For starters, consider the dozens of local, publicly-funded orchestras, dance and theatre organizations in metro-Denver. They have given written assurance of compliance with the Fair Labor Standards Act in their grant applications, but too often avoid paying even minimum wage. This may be acceptable for youth orchestras, but certainly not with “professional” organizations with six-figure budgets. The common loophole is to pre-classify performers (the entire orchestra?) as “volunteers.” Economic impact and job creation that should have targeted studied and accomplished performers once again fails to trickle past the bookkeeper.

Protection against this abuse was with you all along, but maybe you didn’t see it. You need only to request to be properly classified as an “employee” before the FLSA guarantees that you will be paid at at least minimum wage from this point forward. You will be protected against employer retaliation for standing up for your rights, and you shall have the right to organize a Union if you so wish.
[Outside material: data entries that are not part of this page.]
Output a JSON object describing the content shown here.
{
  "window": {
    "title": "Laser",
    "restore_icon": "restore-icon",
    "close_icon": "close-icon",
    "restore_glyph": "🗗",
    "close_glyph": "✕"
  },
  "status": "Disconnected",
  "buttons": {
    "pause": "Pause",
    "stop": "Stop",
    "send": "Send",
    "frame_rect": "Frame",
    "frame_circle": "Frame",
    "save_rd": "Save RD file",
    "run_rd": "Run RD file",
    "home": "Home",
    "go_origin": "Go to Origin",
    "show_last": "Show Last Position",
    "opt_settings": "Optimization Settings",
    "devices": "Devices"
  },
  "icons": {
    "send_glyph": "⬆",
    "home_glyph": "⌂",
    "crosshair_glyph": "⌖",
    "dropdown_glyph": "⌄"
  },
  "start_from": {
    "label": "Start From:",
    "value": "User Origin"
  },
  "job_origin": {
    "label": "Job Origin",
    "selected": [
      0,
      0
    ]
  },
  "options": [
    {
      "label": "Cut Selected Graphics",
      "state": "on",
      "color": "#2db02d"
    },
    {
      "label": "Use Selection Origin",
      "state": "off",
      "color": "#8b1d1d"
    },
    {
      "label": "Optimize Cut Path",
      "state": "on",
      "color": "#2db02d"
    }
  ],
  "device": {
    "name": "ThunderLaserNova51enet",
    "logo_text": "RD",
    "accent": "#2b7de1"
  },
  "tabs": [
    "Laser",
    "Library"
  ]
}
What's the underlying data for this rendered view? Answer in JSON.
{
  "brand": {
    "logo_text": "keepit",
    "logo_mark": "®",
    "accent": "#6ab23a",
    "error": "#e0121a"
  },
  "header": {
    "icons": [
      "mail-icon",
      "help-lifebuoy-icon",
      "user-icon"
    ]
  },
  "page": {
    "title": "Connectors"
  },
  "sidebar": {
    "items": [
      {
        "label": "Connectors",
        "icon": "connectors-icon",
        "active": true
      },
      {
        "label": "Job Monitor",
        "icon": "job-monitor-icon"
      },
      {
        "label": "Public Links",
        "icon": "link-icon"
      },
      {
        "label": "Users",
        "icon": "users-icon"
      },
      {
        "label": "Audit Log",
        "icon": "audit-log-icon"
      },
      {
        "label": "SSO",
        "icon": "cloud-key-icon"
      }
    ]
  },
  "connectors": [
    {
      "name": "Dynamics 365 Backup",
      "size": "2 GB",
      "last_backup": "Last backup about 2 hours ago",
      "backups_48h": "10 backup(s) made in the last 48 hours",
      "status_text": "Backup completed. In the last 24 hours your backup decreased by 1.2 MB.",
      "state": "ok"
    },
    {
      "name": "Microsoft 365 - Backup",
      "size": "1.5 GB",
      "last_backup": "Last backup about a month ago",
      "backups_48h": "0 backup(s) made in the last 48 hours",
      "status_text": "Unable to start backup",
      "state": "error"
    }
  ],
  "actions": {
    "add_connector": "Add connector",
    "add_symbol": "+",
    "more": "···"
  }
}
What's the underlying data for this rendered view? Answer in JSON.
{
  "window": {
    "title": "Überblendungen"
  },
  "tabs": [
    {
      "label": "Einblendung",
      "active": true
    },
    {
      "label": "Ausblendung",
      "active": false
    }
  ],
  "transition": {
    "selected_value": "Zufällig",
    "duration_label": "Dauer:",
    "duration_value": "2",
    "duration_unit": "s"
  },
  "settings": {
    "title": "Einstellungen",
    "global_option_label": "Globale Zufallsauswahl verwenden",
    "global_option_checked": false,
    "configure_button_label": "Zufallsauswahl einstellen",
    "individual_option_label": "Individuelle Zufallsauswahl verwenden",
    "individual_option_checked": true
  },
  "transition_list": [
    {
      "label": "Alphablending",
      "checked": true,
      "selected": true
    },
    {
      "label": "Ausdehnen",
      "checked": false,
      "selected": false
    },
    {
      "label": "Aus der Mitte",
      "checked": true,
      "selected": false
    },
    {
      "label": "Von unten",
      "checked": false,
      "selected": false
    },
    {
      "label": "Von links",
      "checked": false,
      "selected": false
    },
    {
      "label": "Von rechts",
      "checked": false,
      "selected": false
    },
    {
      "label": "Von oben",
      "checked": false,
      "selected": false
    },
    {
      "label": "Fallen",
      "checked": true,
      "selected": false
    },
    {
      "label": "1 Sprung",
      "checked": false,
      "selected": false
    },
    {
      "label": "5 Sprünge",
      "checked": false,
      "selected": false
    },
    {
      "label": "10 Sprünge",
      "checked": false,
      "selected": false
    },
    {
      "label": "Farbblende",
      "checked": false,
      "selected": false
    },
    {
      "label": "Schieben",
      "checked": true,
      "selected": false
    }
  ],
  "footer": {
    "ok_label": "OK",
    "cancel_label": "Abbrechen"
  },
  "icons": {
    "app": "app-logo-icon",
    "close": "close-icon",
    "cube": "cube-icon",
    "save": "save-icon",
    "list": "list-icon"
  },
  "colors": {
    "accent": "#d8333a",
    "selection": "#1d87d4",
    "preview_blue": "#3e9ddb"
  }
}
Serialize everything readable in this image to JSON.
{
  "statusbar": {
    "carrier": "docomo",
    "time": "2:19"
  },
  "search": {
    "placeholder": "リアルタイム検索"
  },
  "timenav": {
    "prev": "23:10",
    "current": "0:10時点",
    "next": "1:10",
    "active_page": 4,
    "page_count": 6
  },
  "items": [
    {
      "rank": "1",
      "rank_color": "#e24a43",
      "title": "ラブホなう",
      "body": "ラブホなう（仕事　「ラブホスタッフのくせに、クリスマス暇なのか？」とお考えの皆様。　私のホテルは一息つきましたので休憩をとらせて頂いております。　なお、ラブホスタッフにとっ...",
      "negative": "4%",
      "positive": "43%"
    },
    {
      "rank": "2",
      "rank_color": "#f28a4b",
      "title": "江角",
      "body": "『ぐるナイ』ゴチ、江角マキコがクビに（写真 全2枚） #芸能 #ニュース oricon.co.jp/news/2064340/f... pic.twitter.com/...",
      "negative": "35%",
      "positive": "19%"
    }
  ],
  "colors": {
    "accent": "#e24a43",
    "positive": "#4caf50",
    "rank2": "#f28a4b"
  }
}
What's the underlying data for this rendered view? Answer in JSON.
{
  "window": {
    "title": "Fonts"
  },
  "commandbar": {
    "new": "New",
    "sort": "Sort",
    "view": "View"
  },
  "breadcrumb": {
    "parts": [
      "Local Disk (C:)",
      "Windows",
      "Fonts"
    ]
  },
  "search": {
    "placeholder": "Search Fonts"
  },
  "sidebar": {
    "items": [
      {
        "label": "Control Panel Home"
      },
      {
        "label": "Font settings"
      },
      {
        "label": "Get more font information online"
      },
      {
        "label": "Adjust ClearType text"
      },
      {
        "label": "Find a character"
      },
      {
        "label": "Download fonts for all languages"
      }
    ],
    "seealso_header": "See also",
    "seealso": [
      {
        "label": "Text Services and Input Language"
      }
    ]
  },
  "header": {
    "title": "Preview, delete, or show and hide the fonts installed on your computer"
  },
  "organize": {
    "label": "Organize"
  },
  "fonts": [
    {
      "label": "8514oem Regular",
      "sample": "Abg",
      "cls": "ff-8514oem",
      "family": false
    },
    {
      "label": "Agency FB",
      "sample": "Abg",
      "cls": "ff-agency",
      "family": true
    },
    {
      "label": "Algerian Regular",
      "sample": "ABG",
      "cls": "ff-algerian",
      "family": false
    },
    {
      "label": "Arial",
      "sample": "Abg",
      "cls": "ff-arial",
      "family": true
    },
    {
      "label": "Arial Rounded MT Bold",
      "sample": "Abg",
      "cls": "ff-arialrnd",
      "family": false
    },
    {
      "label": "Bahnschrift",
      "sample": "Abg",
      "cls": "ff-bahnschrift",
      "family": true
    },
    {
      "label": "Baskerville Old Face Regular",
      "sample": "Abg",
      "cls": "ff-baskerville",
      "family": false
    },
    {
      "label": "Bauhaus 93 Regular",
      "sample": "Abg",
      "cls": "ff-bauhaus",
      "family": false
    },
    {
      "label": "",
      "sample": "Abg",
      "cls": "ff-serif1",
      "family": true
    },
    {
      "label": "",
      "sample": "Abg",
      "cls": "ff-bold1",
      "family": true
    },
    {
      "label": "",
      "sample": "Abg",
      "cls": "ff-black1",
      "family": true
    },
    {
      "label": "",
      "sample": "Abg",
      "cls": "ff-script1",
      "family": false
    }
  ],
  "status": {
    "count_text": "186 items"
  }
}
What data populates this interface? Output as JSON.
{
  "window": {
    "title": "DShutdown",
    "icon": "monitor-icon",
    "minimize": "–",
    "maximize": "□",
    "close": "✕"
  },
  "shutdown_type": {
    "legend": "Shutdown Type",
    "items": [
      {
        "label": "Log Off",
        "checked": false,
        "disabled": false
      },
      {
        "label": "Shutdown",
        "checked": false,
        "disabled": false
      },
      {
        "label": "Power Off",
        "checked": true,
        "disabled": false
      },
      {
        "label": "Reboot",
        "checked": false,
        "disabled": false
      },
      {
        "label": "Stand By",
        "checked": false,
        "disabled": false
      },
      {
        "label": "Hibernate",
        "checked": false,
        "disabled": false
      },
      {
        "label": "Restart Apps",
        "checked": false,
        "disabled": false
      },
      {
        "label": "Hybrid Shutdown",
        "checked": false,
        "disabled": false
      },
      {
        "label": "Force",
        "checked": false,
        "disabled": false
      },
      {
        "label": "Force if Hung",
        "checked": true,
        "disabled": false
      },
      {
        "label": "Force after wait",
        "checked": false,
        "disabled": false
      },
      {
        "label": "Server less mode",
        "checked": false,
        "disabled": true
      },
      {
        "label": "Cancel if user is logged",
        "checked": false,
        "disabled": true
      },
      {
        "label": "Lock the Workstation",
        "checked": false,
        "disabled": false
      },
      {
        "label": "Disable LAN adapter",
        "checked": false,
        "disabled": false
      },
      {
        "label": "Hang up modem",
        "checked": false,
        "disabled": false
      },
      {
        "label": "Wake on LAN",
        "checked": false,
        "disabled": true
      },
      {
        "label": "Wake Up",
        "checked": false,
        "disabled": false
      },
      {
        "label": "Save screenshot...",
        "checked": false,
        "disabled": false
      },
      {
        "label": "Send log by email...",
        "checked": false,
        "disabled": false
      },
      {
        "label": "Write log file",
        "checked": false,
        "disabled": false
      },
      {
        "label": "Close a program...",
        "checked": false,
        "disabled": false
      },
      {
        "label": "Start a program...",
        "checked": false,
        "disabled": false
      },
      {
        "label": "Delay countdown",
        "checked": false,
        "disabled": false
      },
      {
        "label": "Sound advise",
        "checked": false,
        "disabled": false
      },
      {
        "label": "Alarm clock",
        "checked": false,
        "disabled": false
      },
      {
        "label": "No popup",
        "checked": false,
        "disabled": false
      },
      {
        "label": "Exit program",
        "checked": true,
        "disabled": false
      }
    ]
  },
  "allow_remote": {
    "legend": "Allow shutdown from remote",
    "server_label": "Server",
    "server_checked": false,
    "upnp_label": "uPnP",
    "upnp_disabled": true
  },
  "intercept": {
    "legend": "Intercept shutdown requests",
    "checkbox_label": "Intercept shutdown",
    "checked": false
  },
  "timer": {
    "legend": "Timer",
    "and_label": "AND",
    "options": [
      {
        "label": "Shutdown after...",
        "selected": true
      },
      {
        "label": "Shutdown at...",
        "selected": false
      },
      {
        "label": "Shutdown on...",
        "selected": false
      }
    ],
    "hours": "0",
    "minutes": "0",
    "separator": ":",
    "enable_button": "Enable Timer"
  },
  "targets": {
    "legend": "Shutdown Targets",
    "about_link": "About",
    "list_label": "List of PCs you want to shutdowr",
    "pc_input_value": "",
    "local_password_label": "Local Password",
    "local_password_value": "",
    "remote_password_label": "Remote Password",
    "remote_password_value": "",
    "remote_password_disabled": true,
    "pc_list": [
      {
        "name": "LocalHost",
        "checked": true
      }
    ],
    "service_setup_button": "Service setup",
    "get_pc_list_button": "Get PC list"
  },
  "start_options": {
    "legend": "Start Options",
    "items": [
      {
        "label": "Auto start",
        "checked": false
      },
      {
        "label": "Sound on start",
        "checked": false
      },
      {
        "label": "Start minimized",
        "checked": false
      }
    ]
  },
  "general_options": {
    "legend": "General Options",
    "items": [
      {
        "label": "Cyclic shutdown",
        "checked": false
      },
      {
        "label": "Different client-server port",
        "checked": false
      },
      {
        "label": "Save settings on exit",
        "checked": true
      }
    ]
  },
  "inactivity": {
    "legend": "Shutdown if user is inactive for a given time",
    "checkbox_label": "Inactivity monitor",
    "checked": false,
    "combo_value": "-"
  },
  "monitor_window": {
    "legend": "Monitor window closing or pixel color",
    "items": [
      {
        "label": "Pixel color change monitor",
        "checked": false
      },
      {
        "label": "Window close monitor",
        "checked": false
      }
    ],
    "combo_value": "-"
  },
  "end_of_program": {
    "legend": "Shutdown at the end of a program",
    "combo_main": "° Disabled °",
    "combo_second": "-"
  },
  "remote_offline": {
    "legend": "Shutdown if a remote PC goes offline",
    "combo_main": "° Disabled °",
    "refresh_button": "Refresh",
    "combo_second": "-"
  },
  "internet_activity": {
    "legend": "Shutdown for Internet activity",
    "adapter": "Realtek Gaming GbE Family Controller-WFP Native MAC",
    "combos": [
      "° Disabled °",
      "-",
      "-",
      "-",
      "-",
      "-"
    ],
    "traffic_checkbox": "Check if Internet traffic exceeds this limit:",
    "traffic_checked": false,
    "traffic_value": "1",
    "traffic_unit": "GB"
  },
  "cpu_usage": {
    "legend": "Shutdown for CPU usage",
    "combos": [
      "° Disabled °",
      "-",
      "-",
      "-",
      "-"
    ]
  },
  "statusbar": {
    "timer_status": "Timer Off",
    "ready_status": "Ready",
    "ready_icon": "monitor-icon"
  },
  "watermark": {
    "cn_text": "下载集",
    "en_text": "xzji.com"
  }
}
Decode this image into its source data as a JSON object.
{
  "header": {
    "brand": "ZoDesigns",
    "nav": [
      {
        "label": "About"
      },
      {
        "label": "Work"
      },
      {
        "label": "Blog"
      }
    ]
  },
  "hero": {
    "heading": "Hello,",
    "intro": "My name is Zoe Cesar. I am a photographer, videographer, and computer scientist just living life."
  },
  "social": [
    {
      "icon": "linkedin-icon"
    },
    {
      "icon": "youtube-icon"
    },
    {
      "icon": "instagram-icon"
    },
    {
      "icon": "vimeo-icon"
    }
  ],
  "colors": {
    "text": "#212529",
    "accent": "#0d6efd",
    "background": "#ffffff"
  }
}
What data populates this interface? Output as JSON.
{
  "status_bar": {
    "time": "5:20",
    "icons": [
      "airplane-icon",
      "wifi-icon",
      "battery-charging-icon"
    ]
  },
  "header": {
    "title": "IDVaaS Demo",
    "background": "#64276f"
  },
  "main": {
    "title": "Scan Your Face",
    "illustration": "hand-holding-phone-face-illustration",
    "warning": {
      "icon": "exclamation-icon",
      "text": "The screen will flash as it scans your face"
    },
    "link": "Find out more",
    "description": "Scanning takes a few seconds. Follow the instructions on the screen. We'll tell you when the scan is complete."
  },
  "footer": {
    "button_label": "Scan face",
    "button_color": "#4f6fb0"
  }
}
Now ask yourself again, what does the union do for me?

  1. Ed Knox
    May 2nd, 2009 at 10:31 | #1

    (The following piece was also published in the Colorado Labor Advocate.)

    We publicly state our appreciation for the efforts and sacrifices of those who fought and died for our freedom in battles throughout history. Memorial Day, originally called Decoration Day, is a day of remembrance for those who have died in our nation’s service. This year the ‘Actual’ Memorial Day is Saturday May 30th, while the ‘Observed’ Memorial Day is Monday May 25th. “Changing the date merely to create three-day weekends has undermined the very meaning of the day. No doubt this has contributed greatly to the general public’s nonchalant observance of Memorial Day.” (This quote is from a past VFW website posting) If you indeed are celebrating a three-day weekend for observance of Memorial Day, please at least remember those who made it possible. Your personal observance could be as simple as a moment of respectful silence.

    “For those who have fought for it, Freedom has a taste the protected will never know.”

    The above quote is seemingly for our Military and those brave Men and Women who fought valiantly for our freedoms. Surely we can also publicly appreciate the efforts and sacrifices of our ancestors in the Labor Movement who paved the pathways down which we walk today. Those people also knew the flavor of freedom.

    One very tiny piece of Labor History is marked by the Ludlow Monument near Trinidad Colorado. Take the time to go there and put yourself mentally in the battleground. Go into the pit there and feel the pain of the Women and Children who died. If not Ludlow, find another monument to the memory of our Labor ancestry. Take the time. It really isn’t a very big sacrifice of your time, is it? Your personal observance could be as simple as a moment of respectful silence.

    The Military Men and Women who have helped to protect our freedoms would ask for no special recognition, other than to return to American soil with an opportunity to succeed. The opportunity to succeed has been furthered historically by those who preceded us in the Labor Movement. I’m referring of course to those who paved the pathway for us. Those who were injured or who died in the efforts to gain the rights of Collective Bargaining deserve our respect and our gratitude; thus the observance of Workers’ Memorial Day.

    Our Soldiers all-too-often return to ‘civilian life’ as an unemployed outcast. Take a look at for information regarding opportunities in the Building and Construction Trades Career path. Here you can see that there is indeed a connection between the traditional Memorial Day and Labor’s version called Workers’ Memorial Day. Opportunities for success are actually abundant for our returning Veterans. Organized Labor once again helps to pave the pathway.